Agile also uses Deming’s Plan-Do-Check-Act Cycle. The only difference is that product components are delivered to the customer every two to four weeks rather than only at the end of the project, so that they can provide feedback to ensure the project team is headed in the right direction. Agile originated in the software development and mobile application industries to help companies be first to market with new and innovative products, giving them a competitive advantage. Generally, companies use agile on their projects when:
- They don’t know specifically what they want;
- They don’t know how long it’s going to take to produce; or
- They don’t know how much it will cost to produce.

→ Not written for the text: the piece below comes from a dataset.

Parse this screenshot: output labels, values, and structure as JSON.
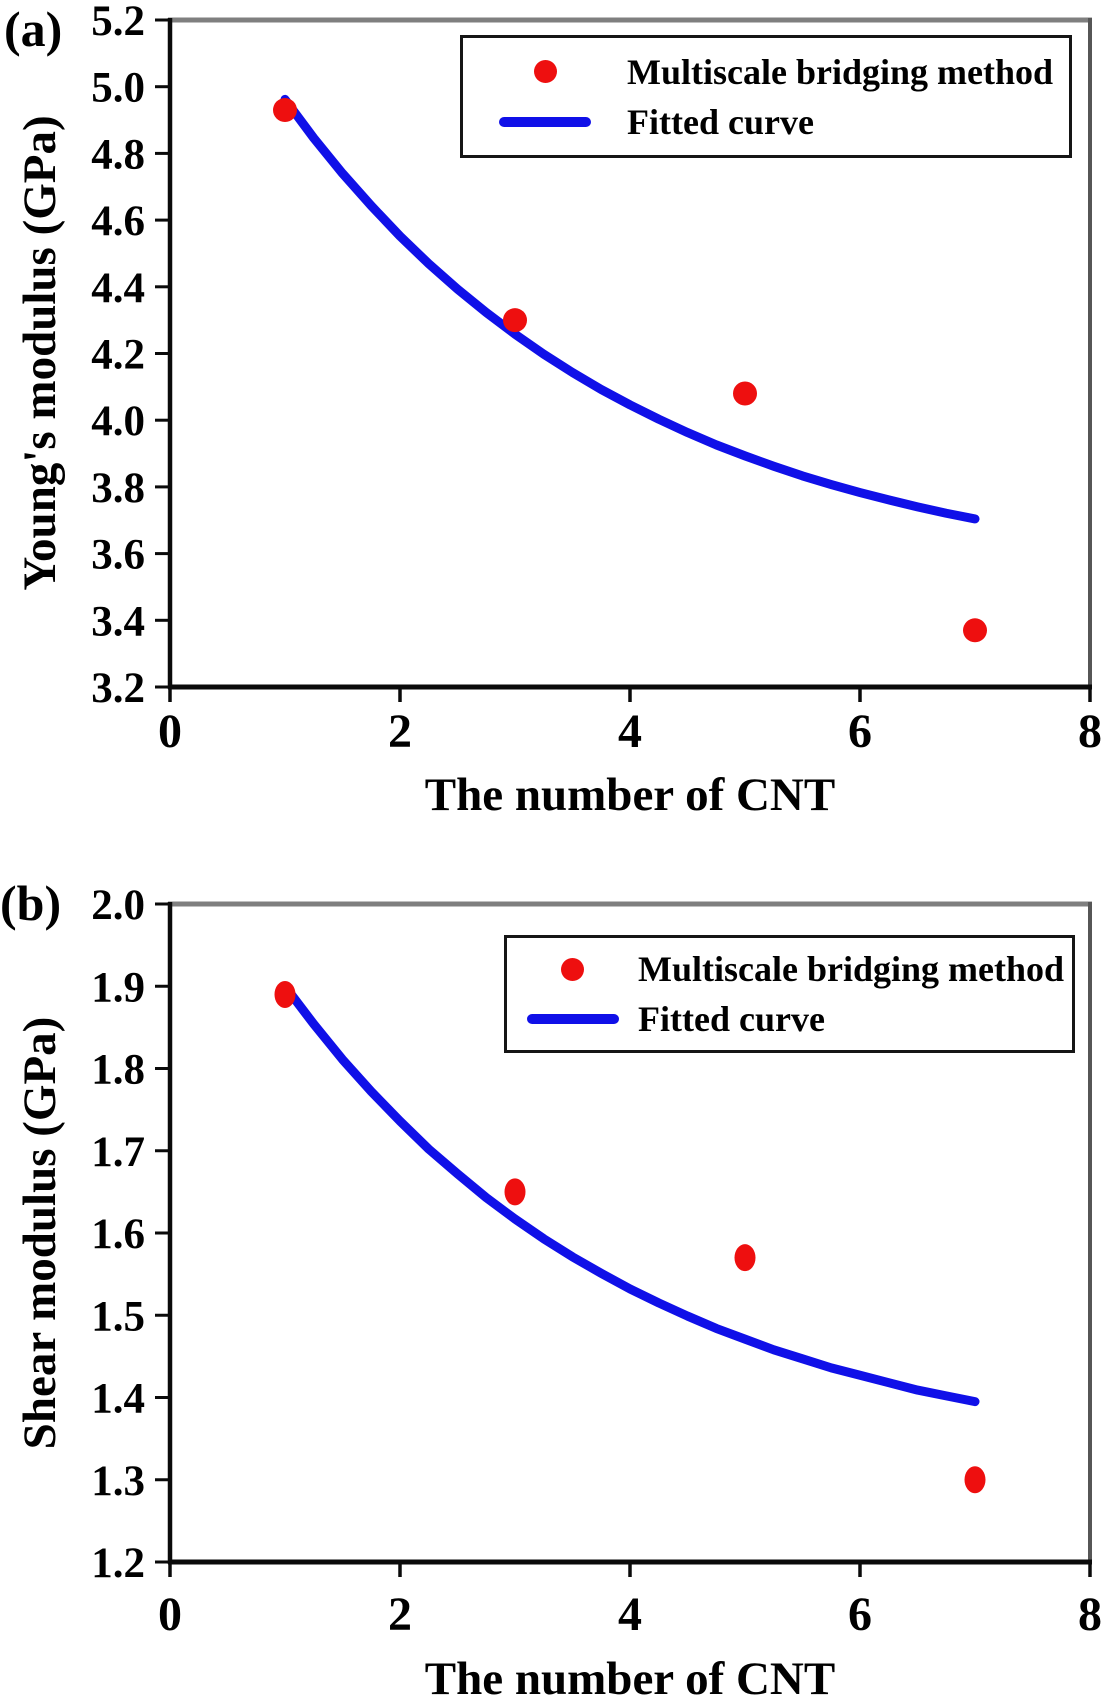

The Future of Waterfall and Agile Project Management
You may be wondering what the future of waterfall and agile project management are and what types of opportunities will be available to you as a project manager. I firmly believe that waterfall will never truly go away since some of the basic principles are also used in agile, such as decomposition, rolling wave planning, continuous improvement and process tailoring, to name a few. Aerospace, medical device and government contracting will still be alive and well for many years to come, although they are now embracing a “hybrid” project management approach, which allows companies to tailor their processes to a combination of the best practices of both waterfall and agile. However, it will be important to have your PMP certification in order to understand the basics of how these mainly traditional companies have operated in the past.

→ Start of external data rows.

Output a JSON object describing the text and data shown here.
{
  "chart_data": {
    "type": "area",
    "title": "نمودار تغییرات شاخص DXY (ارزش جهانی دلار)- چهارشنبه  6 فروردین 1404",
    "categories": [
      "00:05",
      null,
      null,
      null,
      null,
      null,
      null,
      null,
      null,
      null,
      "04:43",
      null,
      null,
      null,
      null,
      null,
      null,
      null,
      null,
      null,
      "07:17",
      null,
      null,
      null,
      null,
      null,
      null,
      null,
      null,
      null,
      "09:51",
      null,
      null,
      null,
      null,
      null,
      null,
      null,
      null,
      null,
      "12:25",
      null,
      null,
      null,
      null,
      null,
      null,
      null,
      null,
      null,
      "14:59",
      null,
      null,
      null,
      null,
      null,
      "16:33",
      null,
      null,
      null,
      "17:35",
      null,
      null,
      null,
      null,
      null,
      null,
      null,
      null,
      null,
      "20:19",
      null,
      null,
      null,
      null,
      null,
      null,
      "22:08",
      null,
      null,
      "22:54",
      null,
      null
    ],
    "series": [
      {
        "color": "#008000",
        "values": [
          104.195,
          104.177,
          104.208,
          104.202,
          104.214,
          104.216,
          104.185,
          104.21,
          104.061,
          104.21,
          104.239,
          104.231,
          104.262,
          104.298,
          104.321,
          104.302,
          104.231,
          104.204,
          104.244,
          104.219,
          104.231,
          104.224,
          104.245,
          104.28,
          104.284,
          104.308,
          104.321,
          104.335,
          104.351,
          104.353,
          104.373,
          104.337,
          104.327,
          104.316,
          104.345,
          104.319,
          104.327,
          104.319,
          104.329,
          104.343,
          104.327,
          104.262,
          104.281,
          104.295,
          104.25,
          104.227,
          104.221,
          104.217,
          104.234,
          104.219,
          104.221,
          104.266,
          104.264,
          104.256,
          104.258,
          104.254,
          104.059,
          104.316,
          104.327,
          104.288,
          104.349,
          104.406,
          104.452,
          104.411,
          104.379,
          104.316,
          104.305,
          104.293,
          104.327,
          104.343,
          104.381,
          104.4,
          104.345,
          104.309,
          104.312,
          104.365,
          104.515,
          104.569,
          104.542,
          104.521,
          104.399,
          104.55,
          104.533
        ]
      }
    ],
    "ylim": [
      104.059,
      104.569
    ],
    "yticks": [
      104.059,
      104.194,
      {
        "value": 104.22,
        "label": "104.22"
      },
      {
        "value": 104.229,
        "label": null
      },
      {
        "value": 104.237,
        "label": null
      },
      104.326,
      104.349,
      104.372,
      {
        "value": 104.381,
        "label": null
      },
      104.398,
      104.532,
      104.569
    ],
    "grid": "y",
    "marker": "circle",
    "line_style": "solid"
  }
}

Waterfall or Agile: What’s Right for You?
If you decide that agile is the career path for you, then there are a few different ways you can go. The first would be to gain a good foundation in waterfall first by obtaining your PMP certification, but then following up on that by getting your PMI-ACP credential soon after to gain an overview of agile principles, best practices and different agile methods. This will give you a solid background in both waterfall and agile project management methodologies and position you nicely for the hybrid approach that many companies are embracing. You can also choose to go with an organization that’s new to agile and become a champion or driving force for change across the company using agile. And last, if you really want to be “extreme,” you could seek out companies that are cutting-edge and use advanced agile methods such as lean software development, Kanban and extreme programming, which will require more extensive and specialized certification training outside the realm of the PMI-ACP certification.
How About Both?
I’ve seen that many aspiring or current project managers decide to obtain their PMP first since it’s the most globally-recognized project management certification and is still the methodology used on the majority of projects being executed. Then they obtain their PMI-ACP certification in addition to their PMP. I believe this is a good way to go because once you understand the basics of general project management by obtaining your PMP, you may start to work on a few agile projects with your company and decide it’s a better fit for you. And bear in mind that the majority of contemporary projects are no longer strictly waterfall-only or agile-only. More traditional companies in aerospace, medical device and government contracting now embrace a hybrid approach, allowing them to tailor their processes to a combination of the best practices of both disciplines.